Questi quattro punti sono da considerare a dir poco esseziali quando andiamo a strutturare il nostro "percorso" nell'allenamento, per raggiungere i nostri obiettivi nel breve e nel lungo termine che sia la performance o l'ipertrofia (sommatoria di performance differenti, per cosi dire).

Terminologia

  • Unità di allenamento: la singola sessione di allenamento.
  • Microciclo: insieme di singole sessioni generalmente all'interno di una, massimo due settimane
    dove ogni sessione dovrebbe avere i propri obiettivi specifici, che devono essere costantemente integrati con l’obiettivo generale di tutta la fase del mesociclo stesso.
  • Mesociclo: agglomerato di più microcicli associati per obiettivo comune.
  • Sub-fasi: termine utilizzato principalmente nel condizionamento atletico per specificare un ulteriore divisione all'interno del macrociclo es: preparazione generale, specifica, ecc, di durata anche di una sola settimana a seconda della tipologia.
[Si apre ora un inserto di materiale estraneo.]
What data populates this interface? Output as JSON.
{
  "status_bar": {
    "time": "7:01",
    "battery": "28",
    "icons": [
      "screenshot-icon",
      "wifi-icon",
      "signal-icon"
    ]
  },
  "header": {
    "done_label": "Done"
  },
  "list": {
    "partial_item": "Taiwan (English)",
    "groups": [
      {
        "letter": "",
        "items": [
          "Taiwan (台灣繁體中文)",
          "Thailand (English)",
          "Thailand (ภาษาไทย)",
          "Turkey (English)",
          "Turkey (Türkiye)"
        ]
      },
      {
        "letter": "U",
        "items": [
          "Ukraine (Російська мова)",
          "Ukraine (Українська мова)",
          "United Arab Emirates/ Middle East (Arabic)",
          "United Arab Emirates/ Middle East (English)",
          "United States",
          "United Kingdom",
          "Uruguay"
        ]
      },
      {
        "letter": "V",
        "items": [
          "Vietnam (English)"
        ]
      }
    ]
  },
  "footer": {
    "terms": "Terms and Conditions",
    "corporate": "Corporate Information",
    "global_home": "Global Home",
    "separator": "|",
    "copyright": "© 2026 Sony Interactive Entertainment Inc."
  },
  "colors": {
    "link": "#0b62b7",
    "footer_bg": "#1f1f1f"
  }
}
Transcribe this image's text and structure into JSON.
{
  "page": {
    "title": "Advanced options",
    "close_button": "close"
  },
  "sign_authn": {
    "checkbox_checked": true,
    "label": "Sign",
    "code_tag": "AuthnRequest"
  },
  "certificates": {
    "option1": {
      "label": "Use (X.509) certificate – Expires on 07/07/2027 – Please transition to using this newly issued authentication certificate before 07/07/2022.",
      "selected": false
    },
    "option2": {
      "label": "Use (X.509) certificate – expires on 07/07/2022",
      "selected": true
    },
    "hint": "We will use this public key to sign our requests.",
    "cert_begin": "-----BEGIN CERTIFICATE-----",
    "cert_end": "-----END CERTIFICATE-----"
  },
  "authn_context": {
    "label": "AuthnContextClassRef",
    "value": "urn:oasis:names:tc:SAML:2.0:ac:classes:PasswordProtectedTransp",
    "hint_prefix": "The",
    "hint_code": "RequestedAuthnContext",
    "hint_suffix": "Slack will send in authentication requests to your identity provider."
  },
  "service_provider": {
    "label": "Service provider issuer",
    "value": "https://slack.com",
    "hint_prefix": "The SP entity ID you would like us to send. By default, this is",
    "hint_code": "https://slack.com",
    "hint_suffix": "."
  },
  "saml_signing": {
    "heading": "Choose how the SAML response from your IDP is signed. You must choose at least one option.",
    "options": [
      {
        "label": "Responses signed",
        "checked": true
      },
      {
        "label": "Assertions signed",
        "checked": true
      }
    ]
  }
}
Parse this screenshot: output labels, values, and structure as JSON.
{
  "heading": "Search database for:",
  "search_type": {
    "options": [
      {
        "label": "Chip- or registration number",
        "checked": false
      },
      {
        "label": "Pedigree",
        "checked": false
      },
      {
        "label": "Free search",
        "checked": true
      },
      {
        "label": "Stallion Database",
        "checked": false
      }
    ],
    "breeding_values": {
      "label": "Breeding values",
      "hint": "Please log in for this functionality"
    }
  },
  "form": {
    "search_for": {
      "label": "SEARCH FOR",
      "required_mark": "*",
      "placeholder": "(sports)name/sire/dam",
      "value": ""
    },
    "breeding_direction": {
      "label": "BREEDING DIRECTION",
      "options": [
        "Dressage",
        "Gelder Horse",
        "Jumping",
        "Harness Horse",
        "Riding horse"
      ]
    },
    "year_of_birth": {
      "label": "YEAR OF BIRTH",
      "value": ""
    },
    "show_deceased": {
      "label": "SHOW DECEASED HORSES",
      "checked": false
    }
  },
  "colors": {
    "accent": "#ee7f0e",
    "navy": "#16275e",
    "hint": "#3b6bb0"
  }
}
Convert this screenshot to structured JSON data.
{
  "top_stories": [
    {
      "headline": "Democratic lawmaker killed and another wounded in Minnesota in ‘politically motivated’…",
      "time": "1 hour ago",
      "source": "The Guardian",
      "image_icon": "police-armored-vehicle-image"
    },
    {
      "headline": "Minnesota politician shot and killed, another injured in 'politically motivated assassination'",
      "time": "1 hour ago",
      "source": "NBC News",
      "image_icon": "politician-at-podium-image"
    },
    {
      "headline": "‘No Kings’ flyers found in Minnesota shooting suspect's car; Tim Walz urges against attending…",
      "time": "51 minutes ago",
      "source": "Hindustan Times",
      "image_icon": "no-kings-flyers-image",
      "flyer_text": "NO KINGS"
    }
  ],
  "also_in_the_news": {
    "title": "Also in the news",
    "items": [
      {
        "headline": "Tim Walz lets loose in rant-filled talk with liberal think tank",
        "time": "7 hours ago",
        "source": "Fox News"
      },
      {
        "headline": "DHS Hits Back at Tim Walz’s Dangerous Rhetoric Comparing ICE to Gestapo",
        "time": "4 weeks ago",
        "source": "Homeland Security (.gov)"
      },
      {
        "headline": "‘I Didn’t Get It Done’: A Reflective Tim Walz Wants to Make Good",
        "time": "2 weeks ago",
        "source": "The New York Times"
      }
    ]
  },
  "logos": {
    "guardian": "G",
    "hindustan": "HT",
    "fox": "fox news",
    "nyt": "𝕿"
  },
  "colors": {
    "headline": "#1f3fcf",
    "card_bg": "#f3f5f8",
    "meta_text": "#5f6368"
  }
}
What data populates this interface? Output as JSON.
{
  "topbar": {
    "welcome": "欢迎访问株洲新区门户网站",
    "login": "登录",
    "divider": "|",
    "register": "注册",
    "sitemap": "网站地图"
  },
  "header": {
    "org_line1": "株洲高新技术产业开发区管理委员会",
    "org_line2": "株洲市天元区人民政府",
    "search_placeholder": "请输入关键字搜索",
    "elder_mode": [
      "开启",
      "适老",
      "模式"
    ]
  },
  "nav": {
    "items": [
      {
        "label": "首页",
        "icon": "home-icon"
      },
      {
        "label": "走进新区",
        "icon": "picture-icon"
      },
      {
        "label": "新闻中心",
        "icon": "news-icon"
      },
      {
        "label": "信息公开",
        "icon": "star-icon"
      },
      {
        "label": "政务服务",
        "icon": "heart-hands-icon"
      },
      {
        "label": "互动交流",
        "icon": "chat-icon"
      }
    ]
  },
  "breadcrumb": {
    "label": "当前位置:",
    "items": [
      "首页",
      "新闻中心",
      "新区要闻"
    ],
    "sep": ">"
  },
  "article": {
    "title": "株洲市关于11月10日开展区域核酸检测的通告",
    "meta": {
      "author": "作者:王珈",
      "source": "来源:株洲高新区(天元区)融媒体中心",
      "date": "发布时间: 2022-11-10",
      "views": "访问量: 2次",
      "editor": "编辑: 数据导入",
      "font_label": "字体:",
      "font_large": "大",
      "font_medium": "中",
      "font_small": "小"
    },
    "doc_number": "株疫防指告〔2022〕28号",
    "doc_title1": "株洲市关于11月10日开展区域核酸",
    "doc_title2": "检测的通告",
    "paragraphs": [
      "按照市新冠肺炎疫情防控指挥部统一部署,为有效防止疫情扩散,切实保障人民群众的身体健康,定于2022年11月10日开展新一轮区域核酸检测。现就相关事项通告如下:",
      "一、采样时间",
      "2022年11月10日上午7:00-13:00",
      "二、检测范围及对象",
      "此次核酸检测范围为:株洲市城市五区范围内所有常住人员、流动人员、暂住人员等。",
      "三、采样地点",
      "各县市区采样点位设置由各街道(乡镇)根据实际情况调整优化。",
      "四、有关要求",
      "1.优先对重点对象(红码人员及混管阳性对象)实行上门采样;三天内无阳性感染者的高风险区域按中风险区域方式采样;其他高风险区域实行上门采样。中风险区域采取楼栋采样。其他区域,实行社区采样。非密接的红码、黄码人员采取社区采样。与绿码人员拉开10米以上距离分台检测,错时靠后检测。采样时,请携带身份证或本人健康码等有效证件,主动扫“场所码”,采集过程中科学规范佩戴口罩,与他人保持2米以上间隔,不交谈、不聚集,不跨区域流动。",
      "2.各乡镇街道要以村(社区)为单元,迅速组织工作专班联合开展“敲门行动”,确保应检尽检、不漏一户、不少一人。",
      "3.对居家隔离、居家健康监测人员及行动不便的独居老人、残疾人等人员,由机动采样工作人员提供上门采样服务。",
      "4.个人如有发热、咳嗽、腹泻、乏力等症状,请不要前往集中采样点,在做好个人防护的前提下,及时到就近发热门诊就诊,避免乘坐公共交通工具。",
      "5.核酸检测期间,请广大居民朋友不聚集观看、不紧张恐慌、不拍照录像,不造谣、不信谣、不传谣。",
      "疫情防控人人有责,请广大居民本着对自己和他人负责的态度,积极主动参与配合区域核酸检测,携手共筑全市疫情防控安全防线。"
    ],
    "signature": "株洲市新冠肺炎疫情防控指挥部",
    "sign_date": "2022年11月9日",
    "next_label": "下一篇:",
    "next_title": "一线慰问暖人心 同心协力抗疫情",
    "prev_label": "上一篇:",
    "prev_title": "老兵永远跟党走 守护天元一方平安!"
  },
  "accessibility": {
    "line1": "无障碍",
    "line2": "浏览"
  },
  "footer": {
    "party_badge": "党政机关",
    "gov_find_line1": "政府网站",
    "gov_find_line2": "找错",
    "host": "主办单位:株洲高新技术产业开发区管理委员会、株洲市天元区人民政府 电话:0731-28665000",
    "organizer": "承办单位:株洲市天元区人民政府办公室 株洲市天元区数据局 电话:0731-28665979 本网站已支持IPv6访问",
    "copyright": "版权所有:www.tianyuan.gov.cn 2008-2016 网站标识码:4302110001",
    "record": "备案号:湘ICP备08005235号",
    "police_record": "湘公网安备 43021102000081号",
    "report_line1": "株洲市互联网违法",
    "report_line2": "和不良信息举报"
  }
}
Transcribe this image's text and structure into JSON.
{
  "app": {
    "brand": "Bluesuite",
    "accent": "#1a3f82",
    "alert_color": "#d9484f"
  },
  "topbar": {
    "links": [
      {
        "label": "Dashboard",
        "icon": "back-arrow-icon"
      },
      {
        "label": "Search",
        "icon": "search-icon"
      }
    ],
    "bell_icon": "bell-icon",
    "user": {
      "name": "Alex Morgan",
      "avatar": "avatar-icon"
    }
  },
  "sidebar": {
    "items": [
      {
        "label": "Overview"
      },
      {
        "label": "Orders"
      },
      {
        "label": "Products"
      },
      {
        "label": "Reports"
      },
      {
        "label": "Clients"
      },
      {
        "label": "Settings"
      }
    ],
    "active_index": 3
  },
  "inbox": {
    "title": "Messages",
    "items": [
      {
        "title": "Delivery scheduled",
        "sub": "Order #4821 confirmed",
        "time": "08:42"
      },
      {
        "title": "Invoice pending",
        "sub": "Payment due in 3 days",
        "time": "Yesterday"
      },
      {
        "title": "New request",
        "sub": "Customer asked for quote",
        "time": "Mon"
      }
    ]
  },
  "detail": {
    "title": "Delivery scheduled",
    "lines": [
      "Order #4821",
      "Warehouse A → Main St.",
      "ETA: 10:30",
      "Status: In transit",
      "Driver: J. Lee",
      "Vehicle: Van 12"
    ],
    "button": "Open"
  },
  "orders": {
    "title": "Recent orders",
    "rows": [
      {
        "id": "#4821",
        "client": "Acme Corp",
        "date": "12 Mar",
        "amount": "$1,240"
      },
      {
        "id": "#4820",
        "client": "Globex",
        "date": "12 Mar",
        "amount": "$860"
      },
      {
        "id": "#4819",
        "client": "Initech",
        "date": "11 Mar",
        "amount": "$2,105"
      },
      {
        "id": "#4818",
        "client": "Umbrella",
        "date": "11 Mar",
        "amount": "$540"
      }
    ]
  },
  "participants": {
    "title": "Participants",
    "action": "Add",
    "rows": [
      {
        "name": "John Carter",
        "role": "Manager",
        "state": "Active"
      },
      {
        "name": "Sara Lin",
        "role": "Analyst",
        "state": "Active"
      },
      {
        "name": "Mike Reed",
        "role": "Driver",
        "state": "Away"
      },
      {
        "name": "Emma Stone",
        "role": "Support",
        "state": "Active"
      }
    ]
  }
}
In questo caso la durata può variare dalle 4 alle 6 settimane.
  • Macrociclo: insieme di mesocicli (può anche coincidere col piano annuale). preparatori (generali e specifici), competitivi, di transizione, fase preparatoria.
  • Piano annuale o Macrociclo annuale: insieme di tutti i macrocicli svolti durante l'anno (al massimo 2). La strutturazione prevede generalmente di inserire delle settimane di scarico all'interno di ogni mesociclo o meglio tra i mesocicli  in base a vari rapporti es: 2:1, 3:1, 4:1, 5:1; generalmente parlando di ipertrofia si fa più spesso riferimento al 4:1 e al 5:1.

Quando si inizia a pensare a come gestire tutto l'anno si deve partire dal grande insieme per poi passare al piccolo… è la chiave del successo. C'è sempre tempo per apportare modifiche in corso d' opera.

Parametri da considerare in una programmazione

Intensità

Riferita generalmente alla percentuale sul massimale del carico massimale in un dato esercizio, si può considerare anche all'intensità percepita termine che si relaziona sia all'RPE nonché al TUT o a eventuali tecniche di intensificazione quali super serie nell'allenamento per l'ipertrofia o bande elastiche nell'allenamento per la forza (es: stacco da terra con bande elastiche per rendere più difficoltosa la chiusura).

Volume

La mole di lavoro effettuata (unità, micro, meso e macrociclo) esso puo essere inteso come:

  • Serie x ripetizioni.
  • Serie x ripetizioni x Kg.
  • Serie x ripetizioni x Kg x TUT (Time Under Tension).
  • Serie x ripetizioni x TUT x ROM (Range Of Movement)… questo per far capire che fare solo parziali perde un po' di significato.
  • In alcuni casi come nell'allenamento pliometrico è bene considerare anche il numero di appoggi.

Frequenza

Ogni quanto viene rieffettuata l'unità di allenamento, reinserito un particolare mesociclo e in ambito ipertrofia per esempio (e non per forza) ogni qual volta viene riallenato lo stesso distretto muscolare.

Recupero

Tra le serie, tra le sedute, tra i microcicli, ecc, (eventualmente anche tra serie dentro le serie come nel rest pause) sono sempre da adattare allo stimolo ricercato e all'adattamento su cui puntiamo.

Esercizi

Il tipo di esercizio che sia generale o speciale, che sia un multiarticolare o di isolamento. Per coloro che hanno come obiettivo l'ipertrofia colpire "da angolazioni diverse" lo stesso distretto muscolare in una o più sedute sembra essere ottimale nondimeno variare per crescere è un ottimo consiglio, ma non troppo, l'ipertrofia, la forza e qualunque altro tipo di capacità condizionale (e mentale volendo) sono adattamenti a uno stimolo e se lo stimolo cambia troppo spesso l'adattamento potrebbe risultare minore, ma come sempre dipendeda tante cose.

Cedimento

Tecnico, totale, concentrico, eccentrico e isometrico. Anche qua dipende da diversi fattori quali fase del TUT (Time Under Tension).